Moreover, the chronicle also introduces for the first time that the Thaton Kingdom of Lower Burma was conquered by King Anawrahta of Pagan in 1057, and Anawrahta's religious reformation with the help of Shin Arahan, the primate of Pagan. (Maha Yazawin does not say that Shin Arahan was from Thaton. That he was born in Thaton was inserted in Yazawin Thit, written in 1798.) Later British colonial period scholars further asserted that Pagan received religious reforms and civilization from Thaton. Recently, the historian Michael Aung-Thwin has argued that the Thaton conquest story cannot be found in any prior extant texts or inscriptions.

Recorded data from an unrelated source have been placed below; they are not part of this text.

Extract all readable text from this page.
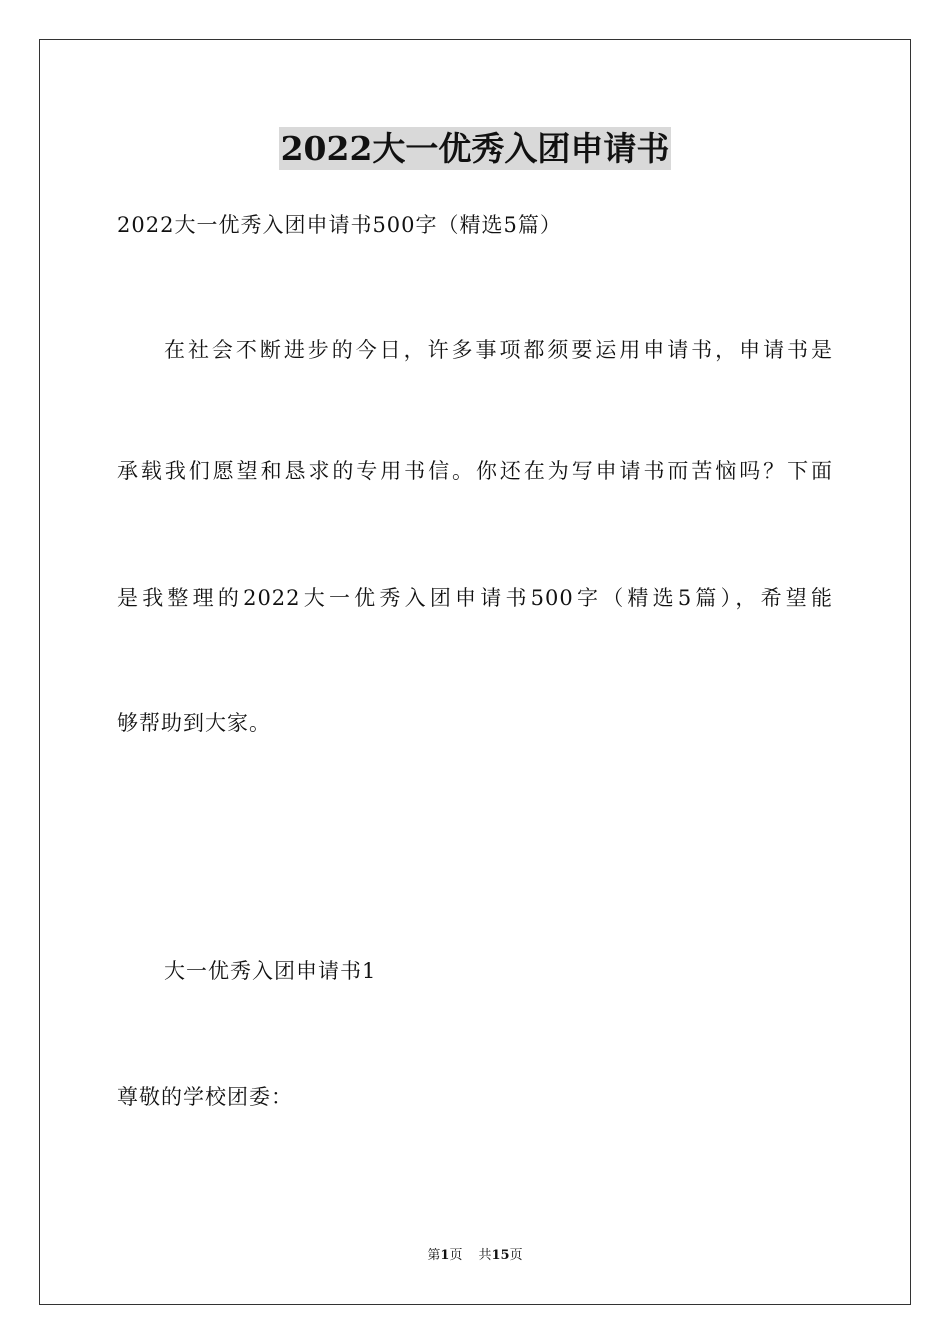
2022大一优秀入团申请书
2022大一优秀入团申请书500字（精选5篇）
在社会不断进步的今日，许多事项都须要运用申请书，申请书是
承载我们愿望和恳求的专用书信。你还在为写申请书而苦恼吗？下面
是我整理的2022大一优秀入团申请书500字（精选5篇），希望能
够帮助到大家。
大一优秀入团申请书1
尊敬的学校团委：
第1页 共15页
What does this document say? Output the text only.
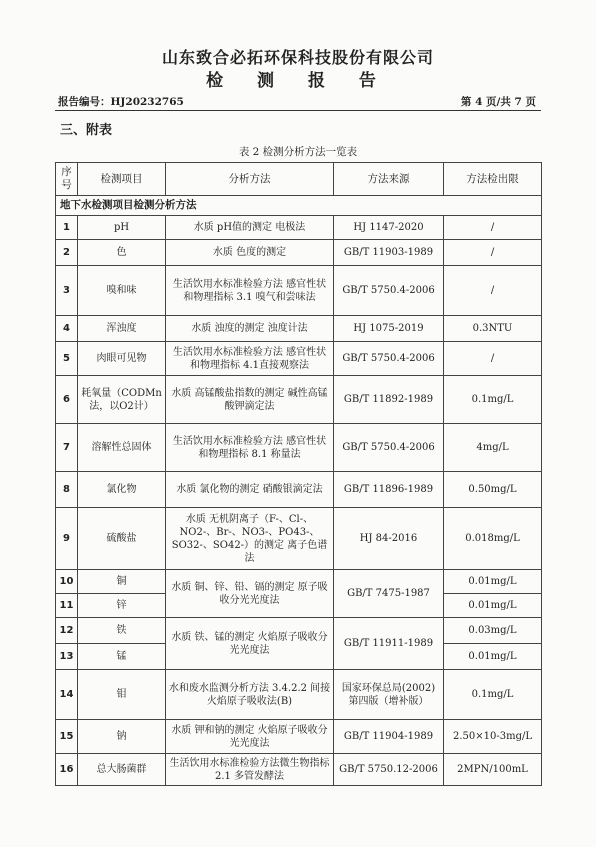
山东致合必拓环保科技股份有限公司
检 测 报 告
报告编号：HJ20232765	第 4 页/共 7 页
三、附表
表 2 检测分析方法一览表
序号	检测项目	分析方法	方法来源	方法检出限
地下水检测项目检测分析方法				
1	pH	水质 pH值的测定 电极法	HJ 1147-2020	/
2	色	水质 色度的测定	GB/T 11903-1989	/
3	嗅和味	生活饮用水标准检验方法 感官性状和物理指标 3.1 嗅气和尝味法	GB/T 5750.4-2006	/
4	浑浊度	水质 浊度的测定 浊度计法	HJ 1075-2019	0.3NTU
5	肉眼可见物	生活饮用水标准检验方法 感官性状和物理指标 4.1直接观察法	GB/T 5750.4-2006	/
6	耗氧量（CODMn法，以O2计）	水质 高锰酸盐指数的测定 碱性高锰酸钾滴定法	GB/T 11892-1989	0.1mg/L
7	溶解性总固体	生活饮用水标准检验方法 感官性状和物理指标 8.1 称量法	GB/T 5750.4-2006	4mg/L
8	氯化物	水质 氯化物的测定 硝酸银滴定法	GB/T 11896-1989	0.50mg/L
9	硫酸盐	水质 无机阴离子（F-、Cl-、NO2-、Br-、NO3-、PO43-、SO32-、SO42-）的测定 离子色谱法	HJ 84-2016	0.018mg/L
10	铜	水质 铜、锌、铅、镉的测定 原子吸收分光光度法	GB/T 7475-1987	0.01mg/L
11	锌			0.01mg/L
12	铁	水质 铁、锰的测定 火焰原子吸收分光光度法	GB/T 11911-1989	0.03mg/L
13	锰			0.01mg/L
14	钼	水和废水监测分析方法 3.4.2.2 间接火焰原子吸收法(B)	国家环保总局(2002) 第四版（增补版）	0.1mg/L
15	钠	水质 钾和钠的测定 火焰原子吸收分光光度法	GB/T 11904-1989	2.50×10-3mg/L
16	总大肠菌群	生活饮用水标准检验方法微生物指标 2.1 多管发酵法	GB/T 5750.12-2006	2MPN/100mL
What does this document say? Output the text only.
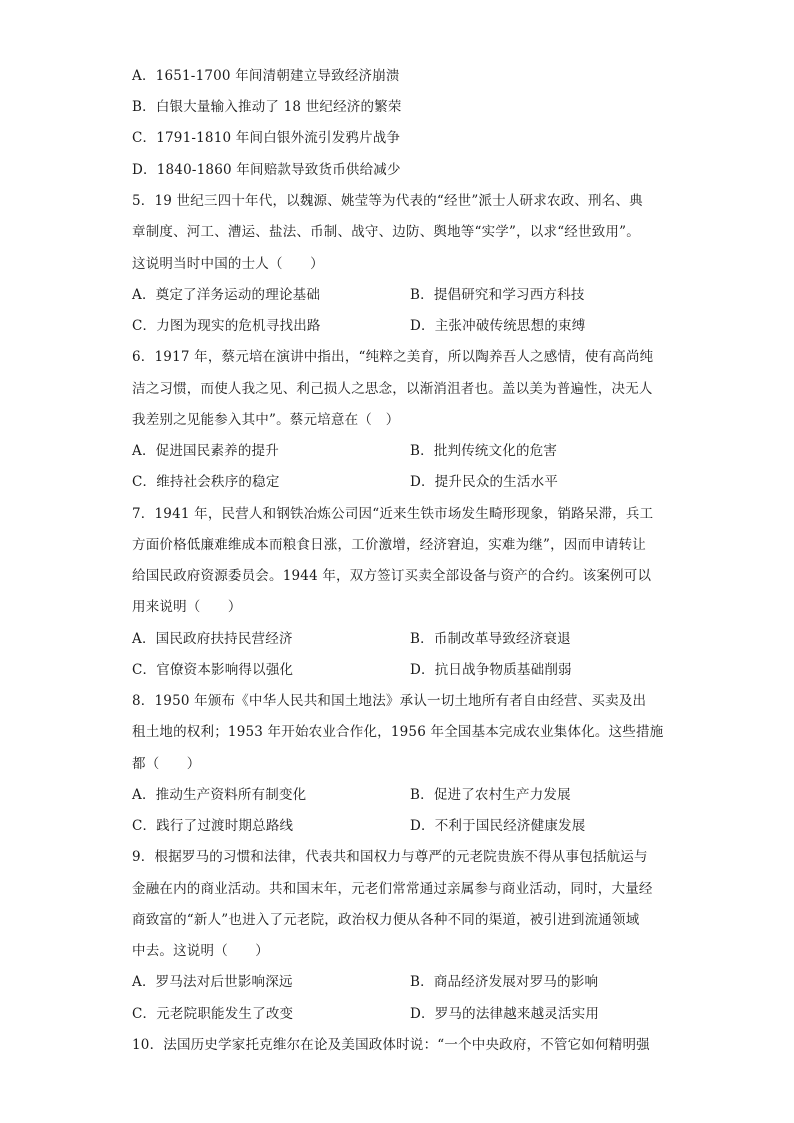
A．1651-1700 年间清朝建立导致经济崩溃
B．白银大量输入推动了 18 世纪经济的繁荣
C．1791-1810 年间白银外流引发鸦片战争
D．1840-1860 年间赔款导致货币供给减少
5．19 世纪三四十年代，以魏源、姚莹等为代表的“经世”派士人研求农政、刑名、典
章制度、河工、漕运、盐法、币制、战守、边防、舆地等“实学”，以求“经世致用”。
这说明当时中国的士人（　　）
A．奠定了洋务运动的理论基础	B．提倡研究和学习西方科技
C．力图为现实的危机寻找出路	D．主张冲破传统思想的束缚
6．1917 年，蔡元培在演讲中指出，“纯粹之美育，所以陶养吾人之感情，使有高尚纯
洁之习惯，而使人我之见、利己损人之思念，以渐消沮者也。盖以美为普遍性，决无人
我差别之见能参入其中”。蔡元培意在（　）
A．促进国民素养的提升	B．批判传统文化的危害
C．维持社会秩序的稳定	D．提升民众的生活水平
7．1941 年，民营人和钢铁冶炼公司因“近来生铁市场发生畸形现象，销路呆滞，兵工
方面价格低廉难维成本而粮食日涨，工价激增，经济窘迫，实难为继”，因而申请转让
给国民政府资源委员会。1944 年，双方签订买卖全部设备与资产的合约。该案例可以
用来说明（　　）
A．国民政府扶持民营经济	B．币制改革导致经济衰退
C．官僚资本影响得以强化	D．抗日战争物质基础削弱
8．1950 年颁布《中华人民共和国土地法》承认一切土地所有者自由经营、买卖及出
租土地的权利；1953 年开始农业合作化，1956 年全国基本完成农业集体化。这些措施
都（　　）
A．推动生产资料所有制变化	B．促进了农村生产力发展
C．践行了过渡时期总路线	D．不利于国民经济健康发展
9．根据罗马的习惯和法律，代表共和国权力与尊严的元老院贵族不得从事包括航运与
金融在内的商业活动。共和国末年，元老们常常通过亲属参与商业活动，同时，大量经
商致富的“新人”也进入了元老院，政治权力便从各种不同的渠道，被引进到流通领域
中去。这说明（　　）
A．罗马法对后世影响深远	B．商品经济发展对罗马的影响
C．元老院职能发生了改变	D．罗马的法律越来越灵活实用
10．法国历史学家托克维尔在论及美国政体时说：“一个中央政府，不管它如何精明强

However, the chronicle's portrayal of the 16th century Toungoo Burma, which was also witnessed by many Europeans, has been found by scholars to be largely factual.

==Significance==
The chronicle has formed the basis for all subsequent histories of the country, including the earliest English language histories of Burma written in the late 19th century. The historian Victor Lieberman writes that "rarely has a national historiographic tradition depended so heavily on a single author as the Burmese tradition has on U Kala."

The chronicle's existence was especially made important because many of the original sources on which he relied were destroyed by a fire at Ava (Inwa) some twenty years later. In addition to this loss, U Kala's prose style was seen as a model in the eyes of all subsequent historians. The general tone of the chronicle is described as "not bombastic", "relatively subdued", and "matter-of-fact". The pre-1712 portions of later national Burmese chronicles — including Yazawin Thit (1798), Maha Yazawin Kyaw (1831), and the famous Hmannan Yazawin (the Glass Palace Chronicle) — are more or less verbatim reproductions of Maha Yazawin, "with some interpolations of quasi-legendary material and with limited digressions on points of scholarly dispute".

==Publications==
As of 2022, the full chronicle had been published only in Burmese, and not translated in full into English or any other language. However, the last sections of the chronicle from 1597 to 1711 have been published in an English language translation by historian Tun Aung Chain. An unpublished partial translation by "U Ko Ko, formerly of the University of Mandalay" is cited and used by the author John Strong in "Relics of the Buddha."